ご利用者の生活史や趣味・興味におうじた運動や活動に参加することで脳を活性化し、生活にメリハリをつけて暮らすことが大切です。心身の機能維持をする活動や生きがいをつくることで生活の質の向上につながります。

[食べる]

ご利用者のかむ力やのみこむ能力に応じた食事形態を用意しましょう。また適切な食事環境を作りましょう。水分と食事をきちんととることで低栄養を予防し、免疫力を高め、感染症を予防することにつながります。高齢者にとって食事は大切な楽しみです。

[排泄する]

可能なかぎりトイレで排泄すること考えましょう。なぜなら①腹圧をかけやすくなる②直腸内に便の通り道を確保しやすくなる③便が上から下へ移動することで重力を利用できる等、排泄しやすくなるからです。

安全のためにトイレに必要な手すりや移乗スペースの確保もしましょう。

サービスを適切なタイミングで提供し、身体拘束「0」を実現しましょう。そのためにはお客様にとって本当に必要なサービスが提供されているかどうか?確認することが必要です。

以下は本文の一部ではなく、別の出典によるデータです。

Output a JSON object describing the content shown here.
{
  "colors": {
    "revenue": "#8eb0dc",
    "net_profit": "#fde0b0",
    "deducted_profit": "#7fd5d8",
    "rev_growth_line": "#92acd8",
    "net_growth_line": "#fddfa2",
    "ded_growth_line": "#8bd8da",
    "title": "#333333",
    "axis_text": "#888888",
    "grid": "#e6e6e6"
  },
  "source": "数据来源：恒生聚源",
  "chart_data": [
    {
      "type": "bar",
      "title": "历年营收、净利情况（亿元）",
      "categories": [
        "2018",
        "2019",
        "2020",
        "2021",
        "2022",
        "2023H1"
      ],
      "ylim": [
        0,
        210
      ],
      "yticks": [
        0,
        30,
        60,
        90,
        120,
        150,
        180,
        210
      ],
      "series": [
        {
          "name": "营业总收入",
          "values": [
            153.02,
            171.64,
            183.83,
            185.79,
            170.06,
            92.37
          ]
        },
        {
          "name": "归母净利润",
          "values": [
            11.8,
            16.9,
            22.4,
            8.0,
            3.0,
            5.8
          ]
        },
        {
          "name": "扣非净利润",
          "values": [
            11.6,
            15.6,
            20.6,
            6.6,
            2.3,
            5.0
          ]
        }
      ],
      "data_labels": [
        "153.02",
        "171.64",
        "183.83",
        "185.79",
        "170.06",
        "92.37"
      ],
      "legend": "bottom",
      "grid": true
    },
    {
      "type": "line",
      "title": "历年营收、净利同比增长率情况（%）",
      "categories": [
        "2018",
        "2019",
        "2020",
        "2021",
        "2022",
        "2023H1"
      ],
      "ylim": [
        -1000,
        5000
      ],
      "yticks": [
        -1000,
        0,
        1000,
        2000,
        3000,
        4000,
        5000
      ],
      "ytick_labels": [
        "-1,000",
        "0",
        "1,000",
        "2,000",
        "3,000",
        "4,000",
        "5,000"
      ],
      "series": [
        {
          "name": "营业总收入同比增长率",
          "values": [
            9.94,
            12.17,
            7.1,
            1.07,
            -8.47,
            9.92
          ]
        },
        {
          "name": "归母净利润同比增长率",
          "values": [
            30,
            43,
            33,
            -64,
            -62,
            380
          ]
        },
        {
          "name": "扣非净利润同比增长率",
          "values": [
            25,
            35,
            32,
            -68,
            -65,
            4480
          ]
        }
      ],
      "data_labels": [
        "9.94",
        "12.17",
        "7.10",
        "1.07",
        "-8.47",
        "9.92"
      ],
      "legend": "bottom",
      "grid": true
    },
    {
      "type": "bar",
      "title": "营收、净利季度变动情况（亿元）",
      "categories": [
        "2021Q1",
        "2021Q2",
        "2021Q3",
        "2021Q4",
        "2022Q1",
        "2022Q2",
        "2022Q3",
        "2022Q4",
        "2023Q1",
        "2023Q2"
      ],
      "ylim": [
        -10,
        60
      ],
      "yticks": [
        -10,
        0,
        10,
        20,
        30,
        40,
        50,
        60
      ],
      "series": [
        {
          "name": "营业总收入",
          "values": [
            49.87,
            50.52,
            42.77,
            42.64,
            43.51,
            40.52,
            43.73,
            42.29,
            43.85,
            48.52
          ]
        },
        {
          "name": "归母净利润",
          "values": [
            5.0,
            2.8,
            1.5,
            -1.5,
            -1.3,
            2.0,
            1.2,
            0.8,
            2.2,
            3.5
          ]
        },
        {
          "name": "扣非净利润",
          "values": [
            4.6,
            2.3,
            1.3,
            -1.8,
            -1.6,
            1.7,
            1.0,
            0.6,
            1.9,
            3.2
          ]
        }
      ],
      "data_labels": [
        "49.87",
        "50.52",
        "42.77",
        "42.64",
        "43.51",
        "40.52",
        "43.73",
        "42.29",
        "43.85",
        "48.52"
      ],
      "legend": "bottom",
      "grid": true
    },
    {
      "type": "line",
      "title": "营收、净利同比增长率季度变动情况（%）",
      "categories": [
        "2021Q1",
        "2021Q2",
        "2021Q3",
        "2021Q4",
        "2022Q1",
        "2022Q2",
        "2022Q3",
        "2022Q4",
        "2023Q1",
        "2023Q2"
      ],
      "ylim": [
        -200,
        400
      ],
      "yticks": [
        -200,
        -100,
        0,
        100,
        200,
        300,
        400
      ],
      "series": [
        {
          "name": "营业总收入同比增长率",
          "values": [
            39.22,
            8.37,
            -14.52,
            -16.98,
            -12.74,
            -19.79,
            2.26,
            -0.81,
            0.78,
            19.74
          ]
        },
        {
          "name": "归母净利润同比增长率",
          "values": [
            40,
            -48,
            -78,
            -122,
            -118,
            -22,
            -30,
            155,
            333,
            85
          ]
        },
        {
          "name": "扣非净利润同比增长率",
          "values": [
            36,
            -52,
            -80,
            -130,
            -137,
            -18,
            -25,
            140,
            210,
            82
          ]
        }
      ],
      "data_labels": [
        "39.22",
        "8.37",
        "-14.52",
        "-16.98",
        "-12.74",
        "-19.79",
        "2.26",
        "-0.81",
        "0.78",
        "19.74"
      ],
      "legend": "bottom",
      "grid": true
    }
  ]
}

初回のアセスメントをしっかり行い、本人状況や要望に合わせたケアプランを作ることも大切です。アセスメントは一度したら終わりではなく本人の状況の変化に合わせ、必要なときに行いましょう。

まとめ

まとめ

今回は、『虐待の定義』を基に、定義とともにどういったことが虐待にあたるのか、またご利用者様が虐待にあっていないかどうか冷静に観察するようにしましょう。
また『介護サービス提供中における虐待の定義や身体拘束の禁止』については、虐待の定義の中には虐待が疑われる行為というものも含まれます。自分の業務で疑われる行為がないかきちんと学び、不適切ケアを行わないように周知徹底をして下さい。